Erfahrungen in der Partnerdiözese Tula: casa del migrante in Tultengo

Die Hälfte unserer Großgruppe machte sichp1060026 für fünf Tage in das Partnerbistum Tula, im Bundesland Hidalgo, auf. Dort warteten schon vier Gastfamilien auf uns, die uns freudig begrüßten und die Tage über mit Hingabe und viel Liebe versorgten.

In dieser Zeit lernten wir verschiedene Realitäten des Bistums kennen: mehrere Basisgemeinden, Arbeiter in einer Handtuchfabrik, verschiedene traditionelle Prozessionen, (indigene) Volksfrömmigkeit, Katechetenunterricht und die Pastoralarbeit vieler Laien, Priester und Seminaristen.

Besonders eindrücklich für unsere Gruppe war der Sonntag. Nach dem reichhaltigen Frühstück in den Familien trafen wir uns in der Gemeinde St. Juan Bautista zum Wortgottesdienst mit Kommunionempfang, dem ein ausgebildeter Laie vorstand. Für die Katholiken in Tula ist diese Form des Gottesdienstes selbstverständlich um den Kirchenmitgliedern in den vielen Gemeinden gerecht zu werden. Die Kirchenbesucher waren sehr erfreut über die deutschen Lieder, die wir in den typisch mexikanischen Gottesdienst integrierten.
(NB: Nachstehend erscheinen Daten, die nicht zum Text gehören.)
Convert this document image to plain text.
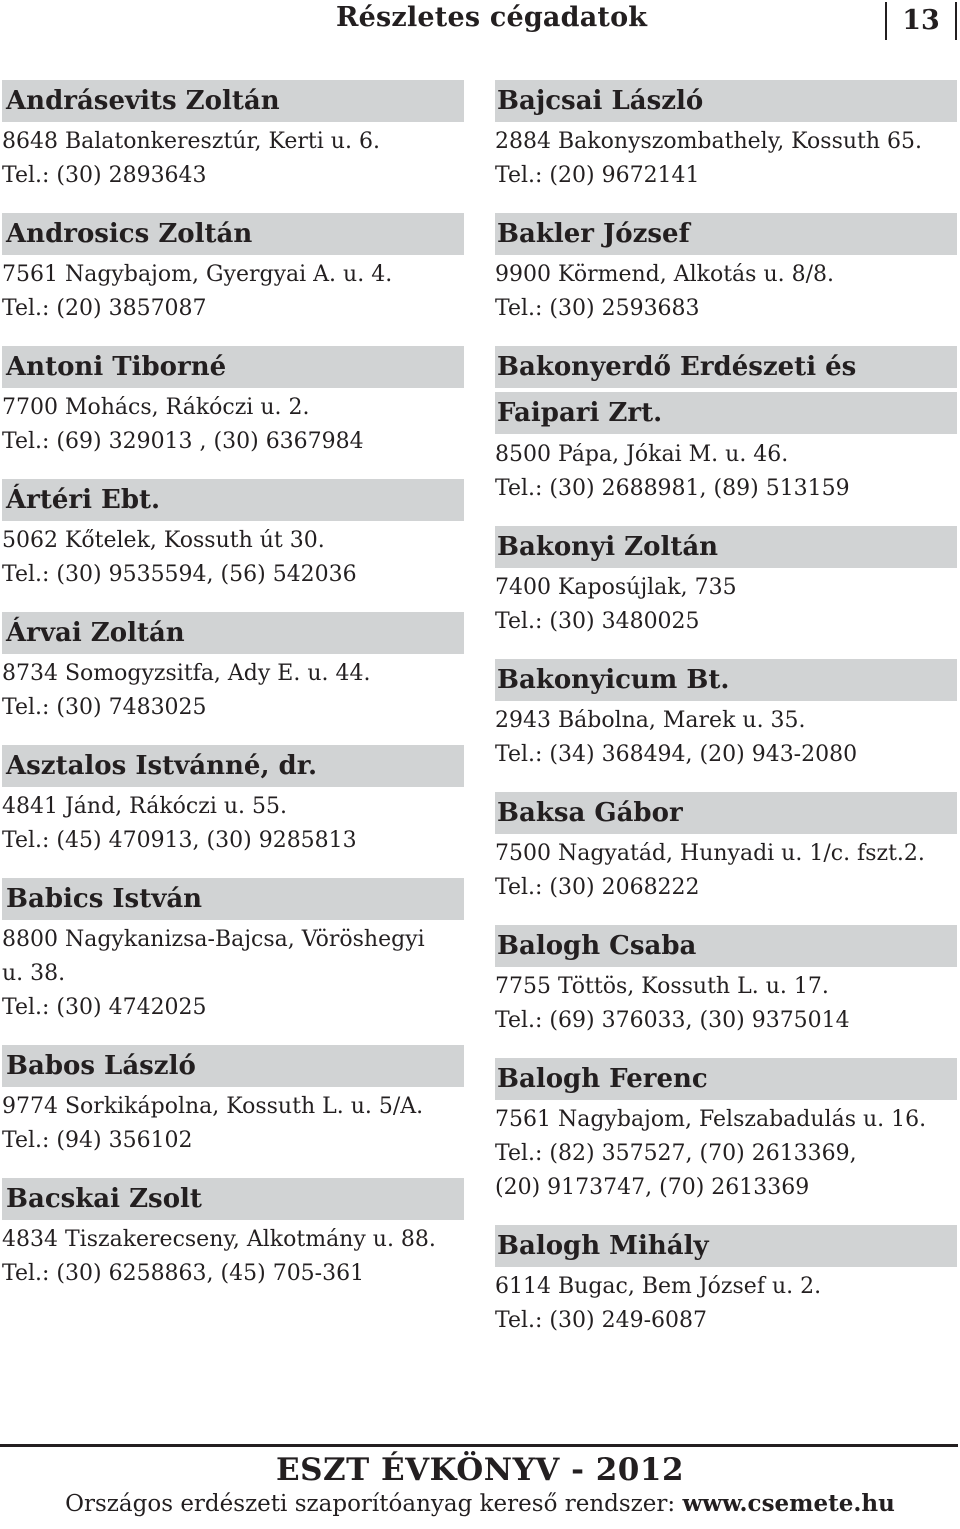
Részletes cégadatok	13
Andrásevits Zoltán
8648 Balatonkeresztúr, Kerti u. 6.
Tel.: (30) 2893643
Androsics Zoltán
7561 Nagybajom, Gyergyai A. u. 4.
Tel.: (20) 3857087
Antoni Tiborné
7700 Mohács, Rákóczi u. 2.
Tel.: (69) 329013 , (30) 6367984
Ártéri Ebt.
5062 Kőtelek, Kossuth út 30.
Tel.: (30) 9535594, (56) 542036
Árvai Zoltán
8734 Somogyzsitfa, Ady E. u. 44.
Tel.: (30) 7483025
Asztalos Istvánné, dr.
4841 Jánd, Rákóczi u. 55.
Tel.: (45) 470913, (30) 9285813
Babics István
8800 Nagykanizsa-Bajcsa, Vöröshegyi
u. 38.
Tel.: (30) 4742025
Babos László
9774 Sorkikápolna, Kossuth L. u. 5/A.
Tel.: (94) 356102
Bacskai Zsolt
4834 Tiszakerecseny, Alkotmány u. 88.
Tel.: (30) 6258863, (45) 705-361
Bajcsai László
2884 Bakonyszombathely, Kossuth 65.
Tel.: (20) 9672141
Bakler József
9900 Körmend, Alkotás u. 8/8.
Tel.: (30) 2593683
Bakonyerdő Erdészeti és
Faipari Zrt.
8500 Pápa, Jókai M. u. 46.
Tel.: (30) 2688981, (89) 513159
Bakonyi Zoltán
7400 Kaposújlak, 735
Tel.: (30) 3480025
Bakonyicum Bt.
2943 Bábolna, Marek u. 35.
Tel.: (34) 368494, (20) 943-2080
Baksa Gábor
7500 Nagyatád, Hunyadi u. 1/c. fszt.2.
Tel.: (30) 2068222
Balogh Csaba
7755 Töttös, Kossuth L. u. 17.
Tel.: (69) 376033, (30) 9375014
Balogh Ferenc
7561 Nagybajom, Felszabadulás u. 16.
Tel.: (82) 357527, (70) 2613369,
(20) 9173747, (70) 2613369
Balogh Mihály
6114 Bugac, Bem József u. 2.
Tel.: (30) 249-6087
ESZT ÉVKÖNYV - 2012
Országos erdészeti szaporítóanyag kereső rendszer: www.csemete.hu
Im Anschluss daran ging es auf einem Pickup in Richtung „casa de migrante“ in dem täglich Migranten aus Mittel- und Südamerika einen Zwischenstopp auf ihrer Reise in die USA einlegen. Aufgrund von Perspektivlosigkeit und Armut sehen sich viele Menschen gezwungen den gefährlichen Weg auf einem Güterzug in eine „bessere Welt“ zu bewältigen. Diese Unternehmung ist begleitet von Hunger, extremen Wetterbedingungen, Bandenkriminalität, Polizeigewalt, Verstümmelungen und Tod.

Um das Leid der Migranten zu mildern und ihnen einen Ruhepol mit menschlicher Nähe zu bieten arbeiten Schwestern in der Nähe von Tula in einem Haus direkt an der Zugstrecke. Für uns unerwartet begegneten uns die Migranten mit Freundlichkeit und Offenheit. Wir konnten an diesem Tag einen kleinen Beitrag bei der Essensausgabe und bei der Reinigung des Essen- und gleichzeitig Schlafsaales leisten. Die Dankbarkeit der Männer, Frauen und Kinder war ihnen anzusehen. Während des darauffolgenden Gespräches mit der Leiterin des Hauses machten sich die Gäste bereits wieder auf den Weg in den Norden. Auf die Frage, ob wir mit den Migranten über Theologie gesprochen haben und wir dieses verneinten, erwiderte die Schwester: „Ihr habt gerade wirkliche Theologie betrieben – alles Theoretische nützt nichts, wenn es nicht praktisch gelebt wird!“ Unsere Gastfamilien waren von dieser harten Wirklichkeit und dem Engagement der Schwestern ebenso tief bewegt wie wir. Gemeinsam baten wir eine Unterstützung des Hauses der Diözese Tula an. Die argentinische Schwester gab uns zuletzt den Wunsch mit auf den Weg, dass wir nach unserer Heimkehr auch die Armen in unserer Umgebung mit anderen Augen wahrnehmen und zu bedenken, dass alle Menschen Migranten sind.